The permitting and approval process for offshore wind in the United States is a multistep, multiagency process that spans over 30 different agencies at the federal, state, and local levels. At the federal level, approval must be obtained by the U.S. Department of the Interior's Bureau of Ocean Energy Management ("BOEM"), which is tasked with managing the development of offshore renewable energy in federal waters. The BOEM's project approval process requires an environmental review with an opportunity for public comment. Although the BOEM was initially expected to issue an environmental impact study for the Vineyard Project in July 2019, that timeline has been extended to late 2019 or early 2020 in response to demands from stakeholders and other federal agencies for a more comprehensive supplemental environmental impact study. The driving concern behind the supplemental environmental impact study is the cumulative effect the Vineyard Project and five adjacent wind farms would have on the nearby commercial fishing industry.

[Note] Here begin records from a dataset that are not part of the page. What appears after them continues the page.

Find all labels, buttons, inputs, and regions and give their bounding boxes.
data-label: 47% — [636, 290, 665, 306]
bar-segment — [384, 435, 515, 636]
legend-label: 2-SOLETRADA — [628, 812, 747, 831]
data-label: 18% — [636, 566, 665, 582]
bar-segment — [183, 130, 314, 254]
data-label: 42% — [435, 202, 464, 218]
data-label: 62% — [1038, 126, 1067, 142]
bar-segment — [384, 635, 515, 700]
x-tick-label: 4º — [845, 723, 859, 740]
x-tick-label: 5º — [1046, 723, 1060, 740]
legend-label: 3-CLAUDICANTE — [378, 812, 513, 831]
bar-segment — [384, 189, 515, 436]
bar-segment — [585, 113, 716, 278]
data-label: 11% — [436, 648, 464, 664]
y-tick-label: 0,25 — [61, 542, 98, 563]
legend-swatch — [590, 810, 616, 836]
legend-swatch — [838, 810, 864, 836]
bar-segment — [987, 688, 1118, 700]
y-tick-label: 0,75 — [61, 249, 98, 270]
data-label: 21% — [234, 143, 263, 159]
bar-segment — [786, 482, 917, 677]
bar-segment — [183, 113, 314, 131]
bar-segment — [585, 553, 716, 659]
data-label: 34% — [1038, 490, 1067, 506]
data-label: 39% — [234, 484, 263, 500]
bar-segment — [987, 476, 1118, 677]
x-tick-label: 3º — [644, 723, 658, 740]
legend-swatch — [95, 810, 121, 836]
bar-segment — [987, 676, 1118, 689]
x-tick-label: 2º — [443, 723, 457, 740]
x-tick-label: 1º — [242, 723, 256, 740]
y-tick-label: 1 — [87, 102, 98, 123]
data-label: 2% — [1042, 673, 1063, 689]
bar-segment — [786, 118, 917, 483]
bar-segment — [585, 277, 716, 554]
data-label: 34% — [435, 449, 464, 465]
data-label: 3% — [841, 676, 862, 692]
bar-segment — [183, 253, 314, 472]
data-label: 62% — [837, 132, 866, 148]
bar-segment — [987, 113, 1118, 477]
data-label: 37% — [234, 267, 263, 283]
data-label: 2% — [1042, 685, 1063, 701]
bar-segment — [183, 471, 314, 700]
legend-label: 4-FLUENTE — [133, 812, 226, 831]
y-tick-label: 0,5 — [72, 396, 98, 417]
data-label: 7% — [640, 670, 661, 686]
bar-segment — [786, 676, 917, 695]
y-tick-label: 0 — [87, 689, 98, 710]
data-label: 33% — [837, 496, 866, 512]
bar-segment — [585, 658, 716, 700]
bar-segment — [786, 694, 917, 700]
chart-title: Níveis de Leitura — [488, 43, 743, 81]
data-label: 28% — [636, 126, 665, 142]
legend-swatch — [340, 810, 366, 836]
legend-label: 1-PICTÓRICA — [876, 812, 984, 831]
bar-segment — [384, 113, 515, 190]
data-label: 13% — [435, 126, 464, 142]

This delayed timeline, however, has not dissuaded the developers of the Vineyard Project from moving forward with the development of the $2.8 billion dollar project. Although they initially planned to start construction by the end of 2019 to take advantage of production tax credits, after the BOEM's determination that a supplemental environmental impact study was necessary, they determined simply to revise the project's timeline. In addition, they doubled down on their offshore wind gamble by submitting proposals to Massachusetts' electric distribution companies for Vineyard Wind 2, an offshore wind farm with a minimum capacity of 400 megawatts.

Because many states have recently issued commercial-scale offshore wind solicitations in an effort to meet aggressive clean energy goals (see "All Eyes on Offshore Wind—Will It Become a Reality in the United States?," The Climate Report, Summer 2018), they are also invested in the outcome of the BOEM's determination with respect to the Vineyard Project. Accordingly, governors of numerous coastal states including Massachusetts, Connecticut, Maine, New Hampshire, and Virginia have urged the BOEM to render its decision on the Vineyard Project approval by no later than March 2020, as further delay will have a negative impact not only on the Vineyard Project itself, but also on offshore wind development in the United States generally.

Thus, the federal, state, and local approval and permitting process for offshore wind here in the United States is proving to be not only lengthy, but also unpredictable. The Vineyard Project's approval process and unprecedented scale are laying the groundwork for numerous projects that will come after it. Now, developers, state representatives, and stakeholders must stand by to see if commercial-scale offshore wind can surpass these regulatory hurdles and become a thriving industry in the United States.